Nahla has appeared in one show with me. It was the closing night of a run of Offenbach’s Fantasio at Opéra Orchestre national Montpellier; she made a little appearance at the end of the show during the big party as the Chien de la Princesse. She also has some celebrity canine friends. When I was in Houston for a world premiere, I decided to take a sailing course in my time off with the American Sailing Association. I was needed in the Galveston Bay Area for most of one weekend, so my fellow artists offered to take Nahla. Tristan (a fellow mini dachshund) and Lenny (a golden retriever), together with their dad, mom and grandpa, all enjoyed pampering her. She had a wonderful time with Luca Pisaroni, Catherine Pisaroni and granddad Thomas Hampson! 

Dean Burry, Composer
Felix & Annie, Tibetan Terriers

Pets

Canadian composer Dean Burry with his Tibetan terriers Felix and Annie. Photo: Courtesy of Dean Burry

I have two Tibetan Terriers (not a common breed and not true terriers) named Felix and Annie. They are half-siblings bred by my in-laws at Snopaw Tibetan Terriers in Beaconsfield, Quebec. Felix, the old guy at almost 18, is named after Mendelssohn (there are a lot of musicians in my wife’s family). Annie’s litter mates (she’s 13) were named after stars and star-related things, so her name is short for Star Anise.

Being a composer is different from being a singer. Generally, if I have to be out of town for a show, it isn’t for that long. Julia, my wife, is an orchestral violinist, so there’s usually someone around to take care of the dogs. Felix and Annie have been great company. I may not be away much, but as a composer I sit in a room by myself for copious amounts of time—frequently in a basement and often at all hours of the night. That can be kind of lonely, but the dogs are always quite content to curl up under the piano or on the nearby couch and snooze while I write. No judgement at all. Sometimes they’ll click down the stairs after having gone to bed for a while, just wondering where I am. It’s quite comforting.

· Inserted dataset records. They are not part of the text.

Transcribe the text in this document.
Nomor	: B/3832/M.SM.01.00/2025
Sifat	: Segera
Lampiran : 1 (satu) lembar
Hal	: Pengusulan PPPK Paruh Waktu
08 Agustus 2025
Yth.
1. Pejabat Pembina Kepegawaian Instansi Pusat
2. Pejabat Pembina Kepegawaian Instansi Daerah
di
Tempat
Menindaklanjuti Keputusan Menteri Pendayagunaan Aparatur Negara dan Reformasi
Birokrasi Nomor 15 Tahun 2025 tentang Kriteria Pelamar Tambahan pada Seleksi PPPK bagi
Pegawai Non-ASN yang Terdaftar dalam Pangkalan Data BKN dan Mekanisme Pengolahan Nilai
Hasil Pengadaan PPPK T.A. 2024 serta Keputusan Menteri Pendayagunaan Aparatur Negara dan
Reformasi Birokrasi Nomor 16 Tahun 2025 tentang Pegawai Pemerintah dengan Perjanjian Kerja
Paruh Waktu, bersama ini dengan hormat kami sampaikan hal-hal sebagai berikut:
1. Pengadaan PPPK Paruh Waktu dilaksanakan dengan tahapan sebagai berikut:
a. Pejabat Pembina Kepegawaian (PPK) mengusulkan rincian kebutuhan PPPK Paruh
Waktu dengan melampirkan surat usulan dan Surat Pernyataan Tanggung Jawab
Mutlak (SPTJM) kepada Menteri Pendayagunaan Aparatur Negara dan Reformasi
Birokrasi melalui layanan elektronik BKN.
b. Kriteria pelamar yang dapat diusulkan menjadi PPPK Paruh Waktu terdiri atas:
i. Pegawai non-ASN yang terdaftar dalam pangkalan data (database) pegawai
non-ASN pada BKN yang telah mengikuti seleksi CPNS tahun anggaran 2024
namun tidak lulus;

There’s no question that my dogs have crept into my work. My opera The Bremen Town Musicians (commissioned and premiered by Opera Lyra Ottawa in 2009) prominently features a dog and our two little fur balls provided some inspiration. Some years ago, I helped my young daughters, Blythe and Maeve, create a stained-glass window of our family and they each drew one of the dogs. In 2017, as Artistic Director of the Canadian Children’s Opera Company, I needed to create a poster for our production of the opera Brundibàr, which also features a dog. The poster was meant to look like a child’s chalk drawing and so I “borrowed” Maeve’s design. A moment of stardom for Annie!

Our dogs are always such a comfort and reminder to slow down now and then—vital for anyone trying to pursue an artistic career. Felix shows his age at times, but he really perked up when we moved out of the city and into the country just north of Kingston, Ontario.  I think I could say the same for myself.

Kelly Robinson, Stage Director
Howard Brett, Siberian Tabby

Kelly Robinson

Canadian stage director Kelly Robinson with his Siberian tabby, Howard Brett. Photo: Courtesy of Kelly Robinson

Kathleen Brett and I live in New York City, but keep a house on Vancouver Island, which we get to as often as possible, not least because that is where Howard Brett lives. Howie is a 10-year-old Siberian Tabby owned … or I should say, who consents to live with us in our Comox Valley home, where he is Lord of the Manor.  He was originally owned by tenants on the property, but after they moved, he walked the 17 kilometers back and took over our home and property, his owners having abandoned him. His name had been Rowdy, which did not suit him (and which may have contributed to his decision to leave his original owners). After we had asked in amazement a number of times, “How did he find his way back?”, the line got shortened to “How did he?” This then became just “Howie”—formally, of course, Howard.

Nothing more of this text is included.